What’s the evidence supporting this?

I've noticed this trend of all sides of every political debate declaring that the other side has fallen for "fake news." In actuality, it's often that people with the "wrong answer" just have a different value system than the people with "right answer."

1 comments

I provided a link. You don't get to sea-lion me by just repeating "evidence" until you've demonstrated that you've at least read the sources I gave you already.
The wikipedia article you linked doesn't make this claim.

The primary example, that cigarette companies tried to hide that smoking causes cancer, doesn't prove this point -- the vast majority of people know this and the propaganda effort was a failure.

You are missing the point: there's an entire field of study about the claim and the various ways that it's true.
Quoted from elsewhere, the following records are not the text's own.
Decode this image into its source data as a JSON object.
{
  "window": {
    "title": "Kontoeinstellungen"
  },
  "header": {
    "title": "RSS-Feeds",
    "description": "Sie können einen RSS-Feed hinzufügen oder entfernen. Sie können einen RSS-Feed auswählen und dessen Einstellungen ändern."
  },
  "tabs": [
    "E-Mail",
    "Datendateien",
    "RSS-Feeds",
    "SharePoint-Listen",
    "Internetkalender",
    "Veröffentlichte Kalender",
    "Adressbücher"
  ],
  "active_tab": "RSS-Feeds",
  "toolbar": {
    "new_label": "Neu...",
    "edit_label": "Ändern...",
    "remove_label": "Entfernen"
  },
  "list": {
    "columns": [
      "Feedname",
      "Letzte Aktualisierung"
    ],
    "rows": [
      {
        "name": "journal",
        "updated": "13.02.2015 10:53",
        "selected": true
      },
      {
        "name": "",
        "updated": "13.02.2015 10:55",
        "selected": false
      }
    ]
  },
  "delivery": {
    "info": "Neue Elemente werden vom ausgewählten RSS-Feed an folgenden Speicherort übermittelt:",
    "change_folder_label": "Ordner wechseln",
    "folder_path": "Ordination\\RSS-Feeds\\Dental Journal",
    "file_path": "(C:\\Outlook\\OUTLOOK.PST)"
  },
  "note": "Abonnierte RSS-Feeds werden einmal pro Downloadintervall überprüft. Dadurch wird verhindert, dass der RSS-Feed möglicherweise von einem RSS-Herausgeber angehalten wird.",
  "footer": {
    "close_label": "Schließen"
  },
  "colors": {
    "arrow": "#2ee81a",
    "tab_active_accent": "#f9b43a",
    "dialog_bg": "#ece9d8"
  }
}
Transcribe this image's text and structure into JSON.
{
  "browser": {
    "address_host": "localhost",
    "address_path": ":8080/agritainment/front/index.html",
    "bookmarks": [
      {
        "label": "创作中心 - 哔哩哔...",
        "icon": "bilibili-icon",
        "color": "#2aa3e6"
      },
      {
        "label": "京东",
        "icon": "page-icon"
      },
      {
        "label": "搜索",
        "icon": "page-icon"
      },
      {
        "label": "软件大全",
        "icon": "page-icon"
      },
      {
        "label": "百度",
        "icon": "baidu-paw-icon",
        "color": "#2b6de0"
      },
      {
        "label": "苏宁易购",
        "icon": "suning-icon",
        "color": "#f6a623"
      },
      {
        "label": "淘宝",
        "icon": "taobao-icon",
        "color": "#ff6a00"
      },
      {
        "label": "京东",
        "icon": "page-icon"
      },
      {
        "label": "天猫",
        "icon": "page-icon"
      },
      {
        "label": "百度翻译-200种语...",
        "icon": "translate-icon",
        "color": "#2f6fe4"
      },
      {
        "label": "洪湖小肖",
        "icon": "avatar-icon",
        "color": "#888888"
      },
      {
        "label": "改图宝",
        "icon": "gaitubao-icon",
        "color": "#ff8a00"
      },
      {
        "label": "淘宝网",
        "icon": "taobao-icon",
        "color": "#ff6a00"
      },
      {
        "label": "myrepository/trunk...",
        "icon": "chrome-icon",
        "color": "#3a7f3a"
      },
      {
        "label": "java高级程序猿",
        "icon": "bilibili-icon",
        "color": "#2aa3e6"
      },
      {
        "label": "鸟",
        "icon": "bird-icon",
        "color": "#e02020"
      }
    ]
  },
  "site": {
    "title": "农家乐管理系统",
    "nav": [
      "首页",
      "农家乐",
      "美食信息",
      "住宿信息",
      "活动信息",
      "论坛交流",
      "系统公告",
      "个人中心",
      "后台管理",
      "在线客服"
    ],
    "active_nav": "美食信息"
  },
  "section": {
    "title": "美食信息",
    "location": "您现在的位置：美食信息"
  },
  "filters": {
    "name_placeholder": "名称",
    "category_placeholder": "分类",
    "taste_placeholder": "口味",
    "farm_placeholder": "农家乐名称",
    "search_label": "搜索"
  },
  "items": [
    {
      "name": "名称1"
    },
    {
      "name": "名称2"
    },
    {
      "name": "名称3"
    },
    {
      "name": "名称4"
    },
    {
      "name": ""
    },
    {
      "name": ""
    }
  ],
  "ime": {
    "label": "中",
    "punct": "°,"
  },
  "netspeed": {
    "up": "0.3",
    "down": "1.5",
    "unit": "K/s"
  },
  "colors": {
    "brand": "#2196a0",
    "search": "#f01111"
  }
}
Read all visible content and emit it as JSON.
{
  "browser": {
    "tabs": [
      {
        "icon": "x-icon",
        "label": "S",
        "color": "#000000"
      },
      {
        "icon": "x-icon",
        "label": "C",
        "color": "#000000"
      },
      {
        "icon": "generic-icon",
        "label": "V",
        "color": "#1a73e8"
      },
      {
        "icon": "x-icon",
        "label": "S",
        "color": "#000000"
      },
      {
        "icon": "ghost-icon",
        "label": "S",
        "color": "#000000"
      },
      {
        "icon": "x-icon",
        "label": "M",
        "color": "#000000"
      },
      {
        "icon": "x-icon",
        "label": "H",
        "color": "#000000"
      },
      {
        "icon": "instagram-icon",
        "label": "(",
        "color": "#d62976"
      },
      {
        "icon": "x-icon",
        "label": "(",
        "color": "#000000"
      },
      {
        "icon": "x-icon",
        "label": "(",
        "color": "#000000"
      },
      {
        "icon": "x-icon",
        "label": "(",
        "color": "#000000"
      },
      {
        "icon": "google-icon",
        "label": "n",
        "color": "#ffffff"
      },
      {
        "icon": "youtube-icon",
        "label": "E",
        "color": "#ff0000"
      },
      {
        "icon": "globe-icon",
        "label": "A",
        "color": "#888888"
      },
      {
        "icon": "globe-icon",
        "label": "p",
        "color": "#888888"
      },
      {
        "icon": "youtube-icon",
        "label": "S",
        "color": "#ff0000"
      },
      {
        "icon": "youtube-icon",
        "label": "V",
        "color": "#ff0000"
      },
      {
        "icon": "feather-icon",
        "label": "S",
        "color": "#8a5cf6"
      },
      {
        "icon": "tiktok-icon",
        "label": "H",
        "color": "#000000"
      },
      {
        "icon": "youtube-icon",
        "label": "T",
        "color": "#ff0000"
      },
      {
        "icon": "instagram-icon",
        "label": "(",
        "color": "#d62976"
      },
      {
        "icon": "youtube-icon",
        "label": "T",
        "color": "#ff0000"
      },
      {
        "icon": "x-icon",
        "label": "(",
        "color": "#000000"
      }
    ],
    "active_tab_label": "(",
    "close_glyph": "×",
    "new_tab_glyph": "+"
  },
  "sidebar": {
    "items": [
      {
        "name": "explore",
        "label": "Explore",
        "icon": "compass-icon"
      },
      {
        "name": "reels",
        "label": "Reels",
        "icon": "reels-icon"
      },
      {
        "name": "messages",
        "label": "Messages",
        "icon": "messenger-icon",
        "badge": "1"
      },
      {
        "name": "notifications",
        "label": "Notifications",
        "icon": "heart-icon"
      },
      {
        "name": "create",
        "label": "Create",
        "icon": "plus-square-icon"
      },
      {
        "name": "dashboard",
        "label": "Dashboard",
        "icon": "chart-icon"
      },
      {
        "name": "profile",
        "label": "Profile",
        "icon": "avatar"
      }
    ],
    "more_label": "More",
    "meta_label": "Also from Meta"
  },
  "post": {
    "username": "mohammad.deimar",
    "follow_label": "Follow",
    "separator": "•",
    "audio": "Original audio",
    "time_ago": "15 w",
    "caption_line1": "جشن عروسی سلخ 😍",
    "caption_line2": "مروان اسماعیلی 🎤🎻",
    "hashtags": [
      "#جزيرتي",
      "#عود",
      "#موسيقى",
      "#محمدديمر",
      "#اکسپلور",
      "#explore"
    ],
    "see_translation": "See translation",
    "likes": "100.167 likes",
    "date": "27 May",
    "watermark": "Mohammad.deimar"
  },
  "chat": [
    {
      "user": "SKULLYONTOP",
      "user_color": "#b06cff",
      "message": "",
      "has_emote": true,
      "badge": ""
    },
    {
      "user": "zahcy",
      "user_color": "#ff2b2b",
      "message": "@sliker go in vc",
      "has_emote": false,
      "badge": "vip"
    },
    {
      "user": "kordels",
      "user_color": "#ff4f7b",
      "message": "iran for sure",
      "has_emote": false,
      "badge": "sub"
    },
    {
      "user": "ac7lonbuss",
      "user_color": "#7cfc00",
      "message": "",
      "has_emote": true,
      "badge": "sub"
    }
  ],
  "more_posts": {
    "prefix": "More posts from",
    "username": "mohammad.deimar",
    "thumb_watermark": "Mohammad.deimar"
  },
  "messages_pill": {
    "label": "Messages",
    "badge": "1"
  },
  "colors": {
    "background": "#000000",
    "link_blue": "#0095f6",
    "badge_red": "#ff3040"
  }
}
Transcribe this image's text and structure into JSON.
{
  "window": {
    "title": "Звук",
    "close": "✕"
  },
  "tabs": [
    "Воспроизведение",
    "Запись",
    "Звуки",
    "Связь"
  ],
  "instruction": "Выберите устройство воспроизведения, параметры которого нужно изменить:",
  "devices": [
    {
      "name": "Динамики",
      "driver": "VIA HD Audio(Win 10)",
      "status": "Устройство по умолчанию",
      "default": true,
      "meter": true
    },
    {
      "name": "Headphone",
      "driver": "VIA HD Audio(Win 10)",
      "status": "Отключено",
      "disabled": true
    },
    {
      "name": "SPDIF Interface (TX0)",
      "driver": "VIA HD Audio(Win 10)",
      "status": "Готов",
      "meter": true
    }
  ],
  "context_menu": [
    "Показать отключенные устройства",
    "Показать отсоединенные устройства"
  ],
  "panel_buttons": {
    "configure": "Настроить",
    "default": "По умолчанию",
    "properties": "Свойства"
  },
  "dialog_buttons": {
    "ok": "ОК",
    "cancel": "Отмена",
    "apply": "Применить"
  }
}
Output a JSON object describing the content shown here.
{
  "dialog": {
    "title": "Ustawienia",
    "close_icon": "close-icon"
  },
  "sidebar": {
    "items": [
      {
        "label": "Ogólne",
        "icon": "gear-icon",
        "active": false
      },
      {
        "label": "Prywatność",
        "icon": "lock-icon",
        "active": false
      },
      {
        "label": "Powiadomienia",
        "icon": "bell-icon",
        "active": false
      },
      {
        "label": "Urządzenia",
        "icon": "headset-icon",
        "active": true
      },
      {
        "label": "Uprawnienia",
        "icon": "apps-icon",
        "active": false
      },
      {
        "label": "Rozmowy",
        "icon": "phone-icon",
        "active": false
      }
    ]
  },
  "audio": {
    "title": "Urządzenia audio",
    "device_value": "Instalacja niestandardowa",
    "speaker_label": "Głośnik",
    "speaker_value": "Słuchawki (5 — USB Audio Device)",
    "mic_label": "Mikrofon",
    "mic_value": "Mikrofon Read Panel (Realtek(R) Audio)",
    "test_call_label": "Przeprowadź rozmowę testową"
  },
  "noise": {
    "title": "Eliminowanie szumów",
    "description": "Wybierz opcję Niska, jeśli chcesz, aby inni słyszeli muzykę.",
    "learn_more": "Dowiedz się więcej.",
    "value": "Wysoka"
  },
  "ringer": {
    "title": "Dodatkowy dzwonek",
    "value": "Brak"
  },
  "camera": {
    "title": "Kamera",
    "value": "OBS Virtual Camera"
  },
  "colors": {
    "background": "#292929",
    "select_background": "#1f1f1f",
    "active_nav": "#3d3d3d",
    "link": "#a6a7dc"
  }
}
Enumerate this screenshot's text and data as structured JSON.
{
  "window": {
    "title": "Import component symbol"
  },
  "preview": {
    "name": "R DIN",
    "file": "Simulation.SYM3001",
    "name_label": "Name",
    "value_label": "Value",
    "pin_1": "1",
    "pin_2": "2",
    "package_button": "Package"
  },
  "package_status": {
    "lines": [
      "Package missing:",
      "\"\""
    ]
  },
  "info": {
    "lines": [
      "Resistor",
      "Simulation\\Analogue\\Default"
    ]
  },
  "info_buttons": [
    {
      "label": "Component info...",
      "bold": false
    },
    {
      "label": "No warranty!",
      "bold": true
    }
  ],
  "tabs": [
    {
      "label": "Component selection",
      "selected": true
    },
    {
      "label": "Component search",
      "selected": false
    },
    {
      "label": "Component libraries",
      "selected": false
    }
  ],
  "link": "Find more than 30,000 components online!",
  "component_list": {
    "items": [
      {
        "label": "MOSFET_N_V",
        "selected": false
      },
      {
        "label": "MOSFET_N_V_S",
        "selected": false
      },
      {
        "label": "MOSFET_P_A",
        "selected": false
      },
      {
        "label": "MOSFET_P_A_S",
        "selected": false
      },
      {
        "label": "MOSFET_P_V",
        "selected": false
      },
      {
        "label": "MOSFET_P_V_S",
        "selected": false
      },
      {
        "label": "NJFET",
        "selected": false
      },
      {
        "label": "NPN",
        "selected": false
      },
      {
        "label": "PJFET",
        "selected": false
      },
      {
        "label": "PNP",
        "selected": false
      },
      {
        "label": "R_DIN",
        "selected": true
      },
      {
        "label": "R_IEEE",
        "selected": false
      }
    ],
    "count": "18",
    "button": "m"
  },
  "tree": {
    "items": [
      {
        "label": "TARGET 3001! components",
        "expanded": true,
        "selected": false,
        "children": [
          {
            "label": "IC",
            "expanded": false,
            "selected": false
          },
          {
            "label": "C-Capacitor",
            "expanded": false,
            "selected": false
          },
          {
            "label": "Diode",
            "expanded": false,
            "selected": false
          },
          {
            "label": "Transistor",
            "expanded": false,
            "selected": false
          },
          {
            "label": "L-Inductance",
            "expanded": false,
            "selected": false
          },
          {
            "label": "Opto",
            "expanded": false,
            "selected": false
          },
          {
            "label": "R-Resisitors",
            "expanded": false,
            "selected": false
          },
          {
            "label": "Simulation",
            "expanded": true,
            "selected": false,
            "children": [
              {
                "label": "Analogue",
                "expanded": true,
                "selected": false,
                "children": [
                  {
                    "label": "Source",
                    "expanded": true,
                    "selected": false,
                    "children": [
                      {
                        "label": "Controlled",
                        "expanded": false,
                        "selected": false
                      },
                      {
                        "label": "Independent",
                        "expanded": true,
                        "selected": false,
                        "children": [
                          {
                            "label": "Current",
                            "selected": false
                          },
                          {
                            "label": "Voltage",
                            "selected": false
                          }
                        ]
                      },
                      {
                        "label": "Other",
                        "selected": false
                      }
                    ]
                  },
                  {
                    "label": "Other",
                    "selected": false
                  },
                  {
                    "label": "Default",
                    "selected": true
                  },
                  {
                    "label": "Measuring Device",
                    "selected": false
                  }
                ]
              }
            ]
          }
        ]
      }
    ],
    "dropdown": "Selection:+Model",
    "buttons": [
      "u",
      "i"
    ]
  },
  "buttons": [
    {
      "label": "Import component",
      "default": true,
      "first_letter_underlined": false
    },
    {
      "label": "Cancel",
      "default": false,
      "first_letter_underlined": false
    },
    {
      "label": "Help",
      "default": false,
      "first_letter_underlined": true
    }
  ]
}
The wikipedia article is about that field of study. Hence, the only way the claim would be false would be if that entire field of study were completely junk (e.g. homeopathy or neurolinguistic programming), which from the wikipedia article, it doesn't look so.
> the vast majority of people know this and the propaganda effort was a failure.

The vast majority of people know this now, but it was just as much a subject of motivated doubt in its time as climate change is now. It's only because of a massive counter-propaganda effort (in a good cause, but it's still propaganda) that it seems so obvious to us now, and so inevitable in retrospect that people of sense would see the truth.

> You don't get to sea-lion me

Was this really necessary? You point would be just as strong without it, and the degree of hostility would go down.